Python – Filter rows with required elements

When it is required to filter rows with required elements, a list comprehension and the all() operator can be used to check if all elements in each row are present in a reference list.

Example

The following example demonstrates how to filter rows where all elements are present in a check list ?

my_list = [[261, 49, 61], [27, 49, 3, 261], [261, 49, 85], [1, 1, 9]]

print("The list is :")
print(my_list)

check_list = [49, 61, 261, 85]

my_result = [row for row in my_list if all(element in check_list for element in row)]

print("The result is :")
print(my_result)

The list is :
[[261, 49, 61], [27, 49, 3, 261], [261, 49, 85], [1, 1, 9]]
The result is :
[[261, 49, 61], [261, 49, 85]]

How It Works

The solution uses a list comprehension combined with the all() function:

• A list of lists (rows) is defined and displayed on the console.

• A reference list (check_list) containing valid elements is defined.

• The list comprehension iterates over each row in the original list.

• The all() operator checks if every element in the current row exists in check_list.

• Only rows where all elements pass this condition are included in the result.

Alternative Approach Using Filter

You can also use the filter() function for the same result ?

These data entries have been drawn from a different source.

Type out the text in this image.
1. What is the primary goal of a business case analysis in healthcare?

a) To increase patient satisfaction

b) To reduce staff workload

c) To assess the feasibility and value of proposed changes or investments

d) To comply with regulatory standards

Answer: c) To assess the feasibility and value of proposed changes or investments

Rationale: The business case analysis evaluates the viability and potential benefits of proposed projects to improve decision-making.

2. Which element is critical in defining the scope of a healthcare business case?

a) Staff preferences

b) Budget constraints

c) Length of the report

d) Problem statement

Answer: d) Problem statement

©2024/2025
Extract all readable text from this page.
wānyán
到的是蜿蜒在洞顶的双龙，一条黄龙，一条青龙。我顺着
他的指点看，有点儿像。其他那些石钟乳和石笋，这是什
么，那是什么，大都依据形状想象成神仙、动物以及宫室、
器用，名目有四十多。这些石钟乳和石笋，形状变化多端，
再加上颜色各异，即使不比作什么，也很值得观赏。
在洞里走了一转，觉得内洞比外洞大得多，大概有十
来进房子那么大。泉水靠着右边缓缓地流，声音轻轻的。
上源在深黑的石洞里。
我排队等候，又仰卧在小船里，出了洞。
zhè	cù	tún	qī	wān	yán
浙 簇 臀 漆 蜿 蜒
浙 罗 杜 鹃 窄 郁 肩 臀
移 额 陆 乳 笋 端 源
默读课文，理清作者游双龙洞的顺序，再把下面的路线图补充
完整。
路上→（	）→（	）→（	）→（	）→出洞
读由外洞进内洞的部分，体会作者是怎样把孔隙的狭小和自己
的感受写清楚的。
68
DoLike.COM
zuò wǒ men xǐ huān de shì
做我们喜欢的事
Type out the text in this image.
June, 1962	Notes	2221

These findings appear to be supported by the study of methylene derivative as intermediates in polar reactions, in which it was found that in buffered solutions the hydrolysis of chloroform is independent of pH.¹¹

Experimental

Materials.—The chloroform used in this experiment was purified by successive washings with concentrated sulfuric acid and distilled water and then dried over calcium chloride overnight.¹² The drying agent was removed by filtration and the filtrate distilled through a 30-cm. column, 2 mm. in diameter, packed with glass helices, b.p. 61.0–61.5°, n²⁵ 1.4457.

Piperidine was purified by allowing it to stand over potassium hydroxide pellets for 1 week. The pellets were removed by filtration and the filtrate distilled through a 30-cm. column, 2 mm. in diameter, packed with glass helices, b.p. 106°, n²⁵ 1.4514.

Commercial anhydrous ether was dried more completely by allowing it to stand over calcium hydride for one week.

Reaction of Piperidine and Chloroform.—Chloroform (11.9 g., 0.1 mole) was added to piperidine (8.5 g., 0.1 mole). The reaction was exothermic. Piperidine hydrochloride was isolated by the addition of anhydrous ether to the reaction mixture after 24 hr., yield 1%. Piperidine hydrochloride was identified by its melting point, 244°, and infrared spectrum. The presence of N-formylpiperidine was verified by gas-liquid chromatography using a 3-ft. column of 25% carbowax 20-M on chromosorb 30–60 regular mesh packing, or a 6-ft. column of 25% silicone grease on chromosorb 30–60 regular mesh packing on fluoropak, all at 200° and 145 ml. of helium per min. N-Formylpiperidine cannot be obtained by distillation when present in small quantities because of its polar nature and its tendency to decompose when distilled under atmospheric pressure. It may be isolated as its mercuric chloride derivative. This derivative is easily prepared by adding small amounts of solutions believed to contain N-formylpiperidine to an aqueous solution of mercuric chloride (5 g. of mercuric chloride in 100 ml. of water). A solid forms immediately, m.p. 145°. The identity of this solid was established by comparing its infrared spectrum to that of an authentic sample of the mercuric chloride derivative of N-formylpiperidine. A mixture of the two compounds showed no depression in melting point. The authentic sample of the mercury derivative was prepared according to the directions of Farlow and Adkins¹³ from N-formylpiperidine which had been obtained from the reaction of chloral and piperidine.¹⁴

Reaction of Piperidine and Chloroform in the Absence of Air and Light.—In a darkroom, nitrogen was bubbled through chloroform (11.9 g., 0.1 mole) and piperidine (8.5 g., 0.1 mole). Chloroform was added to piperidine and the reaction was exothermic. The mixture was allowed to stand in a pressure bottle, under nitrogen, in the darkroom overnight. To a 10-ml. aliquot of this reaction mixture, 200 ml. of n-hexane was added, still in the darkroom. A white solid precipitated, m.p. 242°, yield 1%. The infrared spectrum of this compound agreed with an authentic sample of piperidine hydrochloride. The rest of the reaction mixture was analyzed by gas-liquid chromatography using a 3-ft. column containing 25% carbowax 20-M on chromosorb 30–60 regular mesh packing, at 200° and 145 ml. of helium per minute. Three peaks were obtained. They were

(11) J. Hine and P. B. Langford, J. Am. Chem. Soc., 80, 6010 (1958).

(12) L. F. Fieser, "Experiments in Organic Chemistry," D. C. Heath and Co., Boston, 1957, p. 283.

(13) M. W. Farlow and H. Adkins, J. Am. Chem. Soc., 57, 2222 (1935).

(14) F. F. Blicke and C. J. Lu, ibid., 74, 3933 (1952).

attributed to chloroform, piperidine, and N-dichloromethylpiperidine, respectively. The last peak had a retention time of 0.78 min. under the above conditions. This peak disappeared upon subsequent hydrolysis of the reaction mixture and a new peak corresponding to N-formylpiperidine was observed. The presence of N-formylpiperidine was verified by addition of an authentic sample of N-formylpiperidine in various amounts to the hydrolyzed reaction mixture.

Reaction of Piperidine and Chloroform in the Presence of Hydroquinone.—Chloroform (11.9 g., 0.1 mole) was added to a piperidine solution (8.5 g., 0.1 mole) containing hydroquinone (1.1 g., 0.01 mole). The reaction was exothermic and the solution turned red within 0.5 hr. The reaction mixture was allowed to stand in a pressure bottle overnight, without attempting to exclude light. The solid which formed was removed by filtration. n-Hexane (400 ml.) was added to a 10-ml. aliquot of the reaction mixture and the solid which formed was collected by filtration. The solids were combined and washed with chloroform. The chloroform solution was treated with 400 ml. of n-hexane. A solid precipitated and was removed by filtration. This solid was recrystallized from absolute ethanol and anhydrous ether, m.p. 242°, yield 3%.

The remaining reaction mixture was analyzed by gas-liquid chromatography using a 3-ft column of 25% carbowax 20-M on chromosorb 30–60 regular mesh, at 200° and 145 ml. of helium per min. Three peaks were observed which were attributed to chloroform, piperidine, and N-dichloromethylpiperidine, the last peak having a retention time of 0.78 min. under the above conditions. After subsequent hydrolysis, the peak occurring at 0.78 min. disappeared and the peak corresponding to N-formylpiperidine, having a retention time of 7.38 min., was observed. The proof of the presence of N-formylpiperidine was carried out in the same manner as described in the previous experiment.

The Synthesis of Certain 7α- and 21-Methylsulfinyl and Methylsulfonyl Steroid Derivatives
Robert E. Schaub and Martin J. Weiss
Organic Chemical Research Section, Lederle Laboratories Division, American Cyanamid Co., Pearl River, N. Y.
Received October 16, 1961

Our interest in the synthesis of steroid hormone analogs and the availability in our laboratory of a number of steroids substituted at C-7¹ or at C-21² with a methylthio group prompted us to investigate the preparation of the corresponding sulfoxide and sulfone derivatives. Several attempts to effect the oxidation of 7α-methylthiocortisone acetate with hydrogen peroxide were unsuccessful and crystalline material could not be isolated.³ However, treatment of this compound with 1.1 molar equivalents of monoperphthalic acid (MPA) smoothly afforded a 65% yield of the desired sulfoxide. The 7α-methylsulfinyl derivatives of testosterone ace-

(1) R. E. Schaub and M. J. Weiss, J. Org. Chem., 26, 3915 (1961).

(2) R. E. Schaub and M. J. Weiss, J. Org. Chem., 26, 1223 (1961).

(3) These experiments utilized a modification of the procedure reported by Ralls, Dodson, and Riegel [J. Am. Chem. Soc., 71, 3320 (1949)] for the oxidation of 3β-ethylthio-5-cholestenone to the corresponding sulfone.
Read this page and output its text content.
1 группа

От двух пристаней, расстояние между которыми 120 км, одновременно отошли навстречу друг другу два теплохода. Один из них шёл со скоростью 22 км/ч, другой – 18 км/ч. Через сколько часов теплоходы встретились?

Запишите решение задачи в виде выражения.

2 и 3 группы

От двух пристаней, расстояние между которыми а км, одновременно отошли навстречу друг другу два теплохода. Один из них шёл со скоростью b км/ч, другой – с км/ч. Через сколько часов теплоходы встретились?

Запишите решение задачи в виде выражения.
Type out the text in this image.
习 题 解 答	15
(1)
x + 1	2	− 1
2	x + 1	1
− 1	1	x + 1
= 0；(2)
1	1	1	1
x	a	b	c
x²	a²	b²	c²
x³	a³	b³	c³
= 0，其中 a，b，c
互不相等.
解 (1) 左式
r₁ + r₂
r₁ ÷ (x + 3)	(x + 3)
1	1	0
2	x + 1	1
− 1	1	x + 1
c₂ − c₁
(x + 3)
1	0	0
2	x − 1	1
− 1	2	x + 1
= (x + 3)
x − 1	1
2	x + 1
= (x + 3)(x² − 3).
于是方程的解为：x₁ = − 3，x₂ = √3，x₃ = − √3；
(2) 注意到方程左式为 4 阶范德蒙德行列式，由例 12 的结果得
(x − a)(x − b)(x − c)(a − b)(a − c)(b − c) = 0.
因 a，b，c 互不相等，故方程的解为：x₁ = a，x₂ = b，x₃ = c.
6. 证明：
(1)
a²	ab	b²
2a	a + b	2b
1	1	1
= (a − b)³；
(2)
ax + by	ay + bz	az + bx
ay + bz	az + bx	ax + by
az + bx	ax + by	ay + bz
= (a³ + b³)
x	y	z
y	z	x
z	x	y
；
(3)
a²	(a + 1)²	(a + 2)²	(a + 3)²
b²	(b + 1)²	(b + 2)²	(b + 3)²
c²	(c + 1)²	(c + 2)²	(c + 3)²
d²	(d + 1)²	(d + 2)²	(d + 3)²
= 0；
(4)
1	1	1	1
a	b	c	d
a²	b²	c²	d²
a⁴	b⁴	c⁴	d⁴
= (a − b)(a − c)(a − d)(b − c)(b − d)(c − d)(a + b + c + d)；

my_list = [[261, 49, 61], [27, 49, 3, 261], [261, 49, 85], [1, 1, 9]]
check_list = [49, 61, 261, 85]

my_result = list(filter(lambda row: all(element in check_list for element in row), my_list))

print("The result is :")
print(my_result)

The result is :
[[261, 49, 61], [261, 49, 85]]

Conclusion

Use list comprehension with all() to filter rows where every element exists in a reference list. This approach is efficient and readable for checking multiple conditions across nested data structures.